何故か顔だけ忍者のように紫の布で覆って隠している。
だが声には聞き覚えがある。
マサや山下の様に、世界は変わっても人間関係は変わったわけじゃない。
山下の体型みたいにこの世界に合わせて少し変化しているだけだろう。
実際、冷静になって思い返せば、さっきのバーニングショットを打ったやつも、交流は無かったが見覚えはある。

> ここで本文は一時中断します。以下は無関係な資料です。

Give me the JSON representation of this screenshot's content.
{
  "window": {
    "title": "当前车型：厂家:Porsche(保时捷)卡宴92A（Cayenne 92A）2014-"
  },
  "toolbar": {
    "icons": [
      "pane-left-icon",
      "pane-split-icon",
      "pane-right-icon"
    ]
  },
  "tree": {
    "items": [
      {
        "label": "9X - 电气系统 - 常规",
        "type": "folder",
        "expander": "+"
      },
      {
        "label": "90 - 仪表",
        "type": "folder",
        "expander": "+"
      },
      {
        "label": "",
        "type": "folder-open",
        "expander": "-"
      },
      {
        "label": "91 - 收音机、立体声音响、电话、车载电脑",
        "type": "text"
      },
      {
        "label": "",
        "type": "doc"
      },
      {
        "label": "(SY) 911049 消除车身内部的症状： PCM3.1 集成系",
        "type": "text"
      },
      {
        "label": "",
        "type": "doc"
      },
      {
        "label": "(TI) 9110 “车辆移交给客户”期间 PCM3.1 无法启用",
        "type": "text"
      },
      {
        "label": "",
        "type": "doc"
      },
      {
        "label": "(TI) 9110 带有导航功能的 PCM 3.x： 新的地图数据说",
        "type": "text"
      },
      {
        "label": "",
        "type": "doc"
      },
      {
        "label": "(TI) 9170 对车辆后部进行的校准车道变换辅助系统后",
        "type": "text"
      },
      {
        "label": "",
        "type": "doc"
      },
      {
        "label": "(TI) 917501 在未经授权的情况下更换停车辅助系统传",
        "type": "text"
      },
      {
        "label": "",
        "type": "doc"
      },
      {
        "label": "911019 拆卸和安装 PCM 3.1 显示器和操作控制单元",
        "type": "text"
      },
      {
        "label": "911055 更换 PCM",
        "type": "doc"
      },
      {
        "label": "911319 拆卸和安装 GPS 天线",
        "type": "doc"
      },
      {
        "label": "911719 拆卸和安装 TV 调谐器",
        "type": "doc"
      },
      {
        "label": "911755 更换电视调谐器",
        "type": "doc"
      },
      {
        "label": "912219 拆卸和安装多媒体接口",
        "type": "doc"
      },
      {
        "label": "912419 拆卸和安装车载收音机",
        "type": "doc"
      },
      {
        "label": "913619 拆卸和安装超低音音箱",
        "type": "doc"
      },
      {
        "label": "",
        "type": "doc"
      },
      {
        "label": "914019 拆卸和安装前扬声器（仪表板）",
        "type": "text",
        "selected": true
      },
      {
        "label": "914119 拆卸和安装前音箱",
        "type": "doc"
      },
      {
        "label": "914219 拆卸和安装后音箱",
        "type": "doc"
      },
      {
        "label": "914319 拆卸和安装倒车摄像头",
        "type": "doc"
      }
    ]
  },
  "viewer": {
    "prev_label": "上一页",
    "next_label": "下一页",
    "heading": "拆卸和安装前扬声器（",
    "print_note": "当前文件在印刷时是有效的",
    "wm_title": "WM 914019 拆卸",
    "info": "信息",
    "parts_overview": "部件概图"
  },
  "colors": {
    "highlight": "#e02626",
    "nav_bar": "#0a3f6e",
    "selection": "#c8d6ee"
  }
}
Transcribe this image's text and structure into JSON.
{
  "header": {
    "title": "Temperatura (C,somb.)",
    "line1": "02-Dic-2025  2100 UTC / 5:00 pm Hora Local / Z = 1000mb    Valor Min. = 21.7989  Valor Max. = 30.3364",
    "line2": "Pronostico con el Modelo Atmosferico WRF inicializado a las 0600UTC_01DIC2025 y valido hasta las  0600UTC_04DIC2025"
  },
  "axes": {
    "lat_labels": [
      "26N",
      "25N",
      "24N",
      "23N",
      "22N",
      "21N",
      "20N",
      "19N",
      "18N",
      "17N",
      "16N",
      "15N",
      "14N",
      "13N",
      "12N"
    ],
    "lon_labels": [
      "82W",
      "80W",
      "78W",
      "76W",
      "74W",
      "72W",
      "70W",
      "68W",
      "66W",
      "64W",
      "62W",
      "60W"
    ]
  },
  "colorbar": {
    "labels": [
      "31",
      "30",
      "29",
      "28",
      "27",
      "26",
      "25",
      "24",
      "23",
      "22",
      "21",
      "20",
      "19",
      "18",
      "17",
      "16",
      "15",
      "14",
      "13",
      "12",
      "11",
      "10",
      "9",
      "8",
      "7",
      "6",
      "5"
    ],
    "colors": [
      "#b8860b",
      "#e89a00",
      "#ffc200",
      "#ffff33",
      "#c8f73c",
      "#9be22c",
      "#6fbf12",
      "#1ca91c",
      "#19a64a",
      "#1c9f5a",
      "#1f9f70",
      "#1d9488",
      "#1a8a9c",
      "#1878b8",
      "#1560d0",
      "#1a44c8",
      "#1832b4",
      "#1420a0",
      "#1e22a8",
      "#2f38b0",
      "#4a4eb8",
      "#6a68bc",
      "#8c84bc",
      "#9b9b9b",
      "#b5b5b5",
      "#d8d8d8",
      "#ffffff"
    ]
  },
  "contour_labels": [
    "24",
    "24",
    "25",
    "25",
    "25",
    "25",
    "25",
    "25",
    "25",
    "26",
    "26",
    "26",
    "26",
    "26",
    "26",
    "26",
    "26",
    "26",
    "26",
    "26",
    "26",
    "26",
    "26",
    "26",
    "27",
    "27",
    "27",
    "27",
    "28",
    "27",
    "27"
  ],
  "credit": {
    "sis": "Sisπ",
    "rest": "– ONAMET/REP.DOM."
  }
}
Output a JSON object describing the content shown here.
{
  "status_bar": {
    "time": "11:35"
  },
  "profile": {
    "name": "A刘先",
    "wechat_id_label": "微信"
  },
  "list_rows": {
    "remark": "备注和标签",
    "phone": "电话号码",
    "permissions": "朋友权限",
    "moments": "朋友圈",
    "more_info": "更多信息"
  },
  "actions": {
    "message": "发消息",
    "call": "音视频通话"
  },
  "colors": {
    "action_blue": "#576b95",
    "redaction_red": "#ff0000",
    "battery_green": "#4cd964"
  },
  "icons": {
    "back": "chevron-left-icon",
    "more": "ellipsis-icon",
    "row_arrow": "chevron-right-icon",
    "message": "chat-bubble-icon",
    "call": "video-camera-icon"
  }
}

自分の記憶から、声と雰囲気に該当する人物を思い出す。
「もしかして、風魔か?」
「むぅ、もしかしてとは失礼な奴だ、顔を見て分からんのか」
「顔見えないけど」
「乙女が早々男に顔をさらすわけなかろう」
「じゃあ、わかんねえじゃないか」
「いししし、やはりケンジは打てば響く面白い奴だ、それにいつも言っておろう、我の事はシノと気軽に呼んでくれて構わんと」
「そう言って乙女の名前を気軽に呼ぶチャラ男と呼んだのは誰だよ」
「ししっ、乙女の心は移ろいやすいのだ」
目元しかわからないが、風魔シノも中身は変わっていない。
ちょっと変な奴だが、話すと気軽で付き合いやすい。
「ところで、お前もサッカーするのか?」
俺の知る風魔は、歴史小説オタクだった。
変な喋り方が小説に影響されて元に戻らなくなったと言うほどの変人で、スポーツはダメダメだったはずだ。
「笑止、我の力を知らないわけではない」
「もしかして」
全然わからないが、こいつもボール燃やしたりできるのか。
「いやいや、ケンジ、風魔はスカの方だから」
「スカ?」
「むっ、山下よ、スカではない。サッカーの神様から与えられる力を、矮小な人間が判断するものではない」
俺には風魔と山下の言っている意味がサッパリ分からない。
「あーそうだよね、そこからだよね」
首を傾げていると、マサが気付いたようで補足してくれる
マサによると、さっきの燃えるボールも含め、この世界の人間はサッカーにまつわるスキルを持っている。
ほとんどの人間は、フィジカルスキルと呼ばれて、何らかの肉体的部分が強化されるのみにとどまり、ノーマルと呼ばれる。
それ以外の特殊なスキルに関しては、
レア
スペシャル
ユニーク
に分かれており、基本的にはレアよりスペシャル、スペシャルよりユニークが優れている。
ただ、珍しさを基準にしているため、スペシャルやユニークでもレア以下の性能しか出ないスキルもあり、それをスカと言うらしい。
そんな話をしていると、風魔の名前が呼ばれた。
マサが俺にスキルを教えてくれているうちに、山下が風魔に俺の事情を話していてくれたらしい。
道理で静かだったわけだ。
「進化した我の力を見せてやる」
コートに向かう途中、ビシッと俺を指さしながら風魔が力強く宣言する。
位置につき、ゴールの前にセットされたボールに向かって風魔が走る。
女子とは思えない加速だ。
ボールをける二歩手前で風魔が叫ぶ。
「ダブル!」
その瞬間、風魔の隣に黒い影が現れ、タイミングぴったりに同時に蹴る。
「シュート!」
力強くボールが蹴られる音共に、ボールがゴールに向かってギュンっと加速して飛んでいく。
ゴールネットがゆれ、シュートを確認した先生が右手を挙げて宣言する。